A small group of students and teachers sat in the Academic Center, eager to hear Gentullucci’s story. The discussion started with Gentilucci sharing his experience growing up in Wayland. He was an involved student, being a major part of WHSTE (Wayland High School Theater Ensemble), Yearbook, WSPN and much more. Although Gentilucci was not a part of GSA when he was in high school, he believes it is important to have a GSA. According to Gentilucci and the majority of the GSA, the club provides a place for the community to talk about issues.

For Gentilucci it wasn’t until after high school that he was able to learn about his sexuality. On his first day at college, his roommate asked him if he was gay. When he answered yes, it was the first time he had come out to anyone. According to Gentilucci, coming out opened doors for him and allowed him to join clubs he wouldn’t have joined otherwise.

In the opinion of the students and teachers in the Academic Center, although Wayland is a progressive school, it can still be more accepting to the LGBT community. Students found that the level of acceptance of LGBT people varied depending on who student’s friends are. Out of all the environment discussed, male athletics was the hardest.

According to Gentilucci, an important area to focus on is education.
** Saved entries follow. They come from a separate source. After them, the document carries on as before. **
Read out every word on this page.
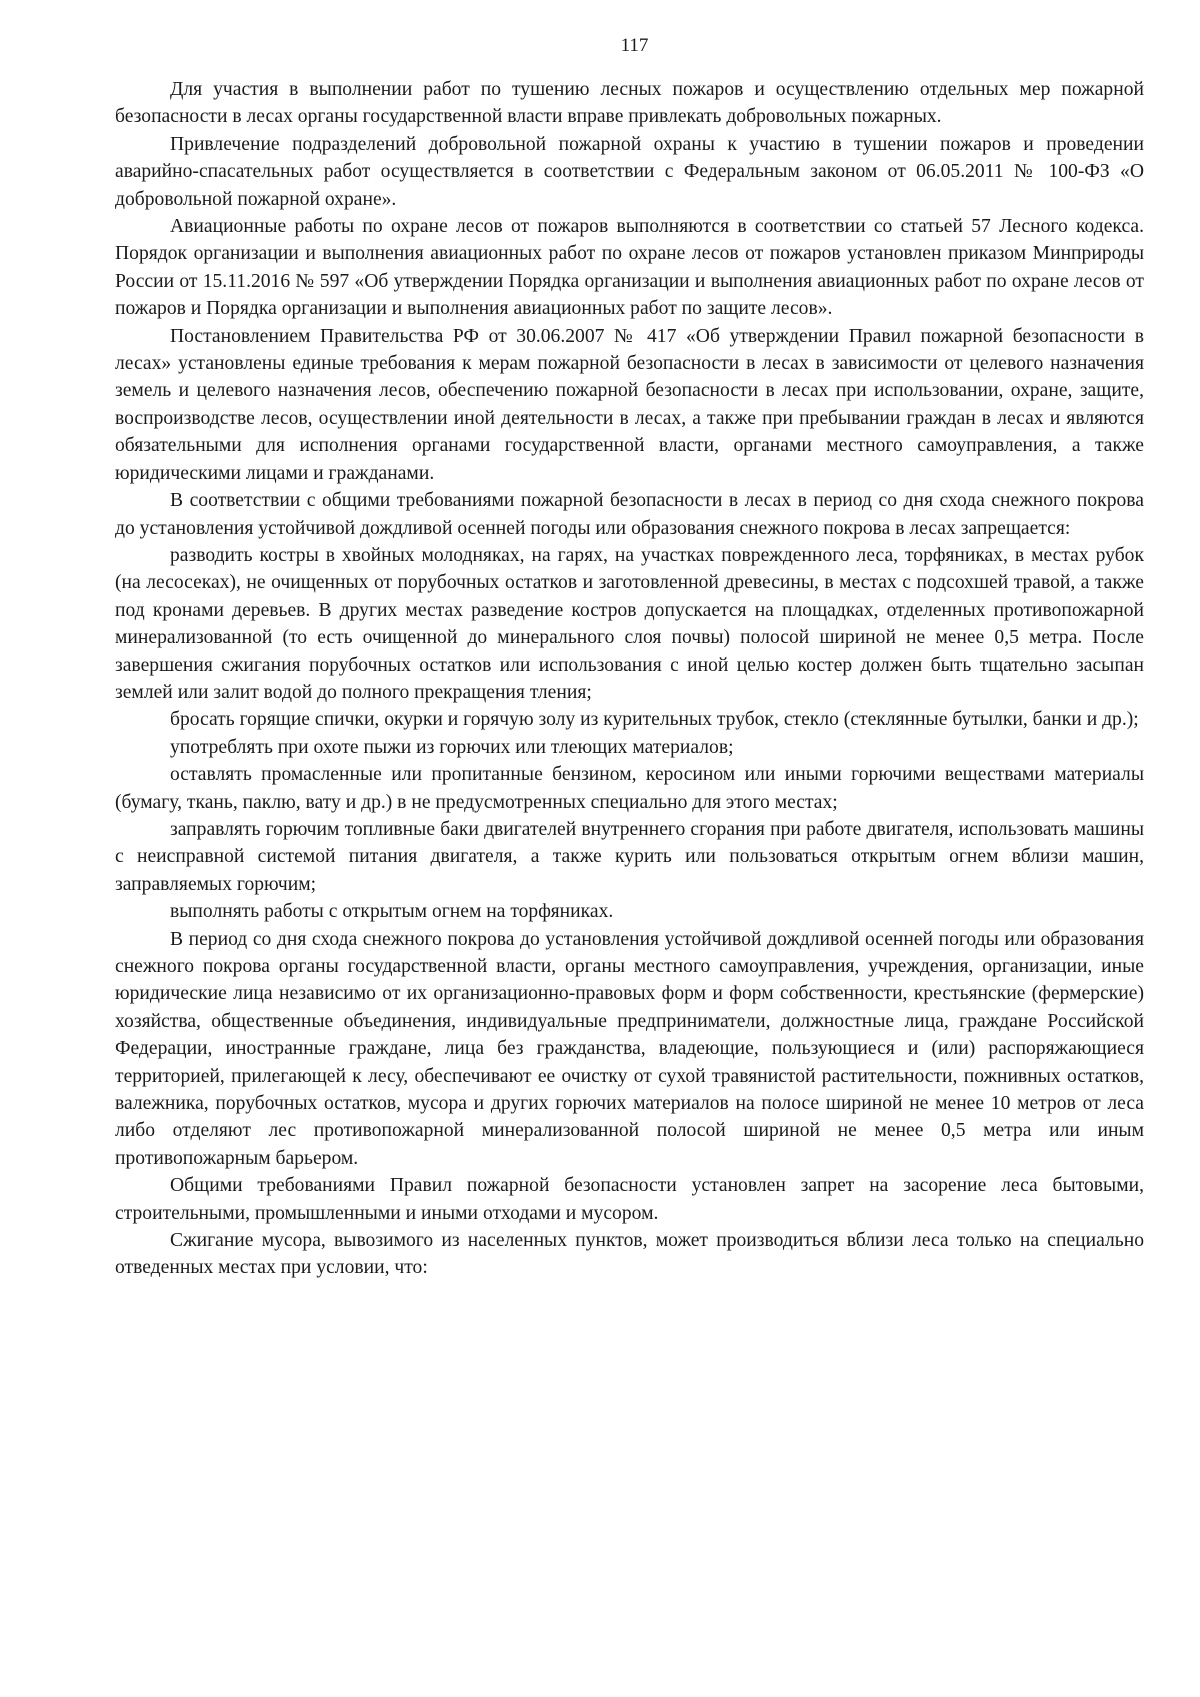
117

Для участия в выполнении работ по тушению лесных пожаров и осуществлению отдельных мер пожарной безопасности в лесах органы государственной власти вправе привлекать добровольных пожарных.

Привлечение подразделений добровольной пожарной охраны к участию в тушении пожаров и проведении аварийно-спасательных работ осуществляется в соответствии с Федеральным законом от 06.05.2011 № 100-ФЗ «О добровольной пожарной охране».

Авиационные работы по охране лесов от пожаров выполняются в соответствии со статьей 57 Лесного кодекса. Порядок организации и выполнения авиационных работ по охране лесов от пожаров установлен приказом Минприроды России от 15.11.2016 № 597 «Об утверждении Порядка организации и выполнения авиационных работ по охране лесов от пожаров и Порядка организации и выполнения авиационных работ по защите лесов».

Постановлением Правительства РФ от 30.06.2007 № 417 «Об утверждении Правил пожарной безопасности в лесах» установлены единые требования к мерам пожарной безопасности в лесах в зависимости от целевого назначения земель и целевого назначения лесов, обеспечению пожарной безопасности в лесах при использовании, охране, защите, воспроизводстве лесов, осуществлении иной деятельности в лесах, а также при пребывании граждан в лесах и являются обязательными для исполнения органами государственной власти, органами местного самоуправления, а также юридическими лицами и гражданами.

В соответствии с общими требованиями пожарной безопасности в лесах в период со дня схода снежного покрова до установления устойчивой дождливой осенней погоды или образования снежного покрова в лесах запрещается:

разводить костры в хвойных молодняках, на гарях, на участках поврежденного леса, торфяниках, в местах рубок (на лесосеках), не очищенных от порубочных остатков и заготовленной древесины, в местах с подсохшей травой, а также под кронами деревьев. В других местах разведение костров допускается на площадках, отделенных противопожарной минерализованной (то есть очищенной до минерального слоя почвы) полосой шириной не менее 0,5 метра. После завершения сжигания порубочных остатков или использования с иной целью костер должен быть тщательно засыпан землей или залит водой до полного прекращения тления;

бросать горящие спички, окурки и горячую золу из курительных трубок, стекло (стеклянные бутылки, банки и др.);

употреблять при охоте пыжи из горючих или тлеющих материалов;

оставлять промасленные или пропитанные бензином, керосином или иными горючими веществами материалы (бумагу, ткань, паклю, вату и др.) в не предусмотренных специально для этого местах;

заправлять горючим топливные баки двигателей внутреннего сгорания при работе двигателя, использовать машины с неисправной системой питания двигателя, а также курить или пользоваться открытым огнем вблизи машин, заправляемых горючим;

выполнять работы с открытым огнем на торфяниках.

В период со дня схода снежного покрова до установления устойчивой дождливой осенней погоды или образования снежного покрова органы государственной власти, органы местного самоуправления, учреждения, организации, иные юридические лица независимо от их организационно-правовых форм и форм собственности, крестьянские (фермерские) хозяйства, общественные объединения, индивидуальные предприниматели, должностные лица, граждане Российской Федерации, иностранные граждане, лица без гражданства, владеющие, пользующиеся и (или) распоряжающиеся территорией, прилегающей к лесу, обеспечивают ее очистку от сухой травянистой растительности, пожнивных остатков, валежника, порубочных остатков, мусора и других горючих материалов на полосе шириной не менее 10 метров от леса либо отделяют лес противопожарной минерализованной полосой шириной не менее 0,5 метра или иным противопожарным барьером.

Общими требованиями Правил пожарной безопасности установлен запрет на засорение леса бытовыми, строительными, промышленными и иными отходами и мусором.

Сжигание мусора, вывозимого из населенных пунктов, может производиться вблизи леса только на специально отведенных местах при условии, что:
Many in the group feel that history classes don’t teach LGBT history. In Gentilucci’s opinion, this can lead to ignorance.

Despite this, Gentilucci is proud to come from a school that is taking such big steps forward. For him, everything that Wayland is doing makes more of an impact because it is being pushed by the students. Everything from the gender neutral bathrooms to simple conversations about race and sexuality are important pushes from the students.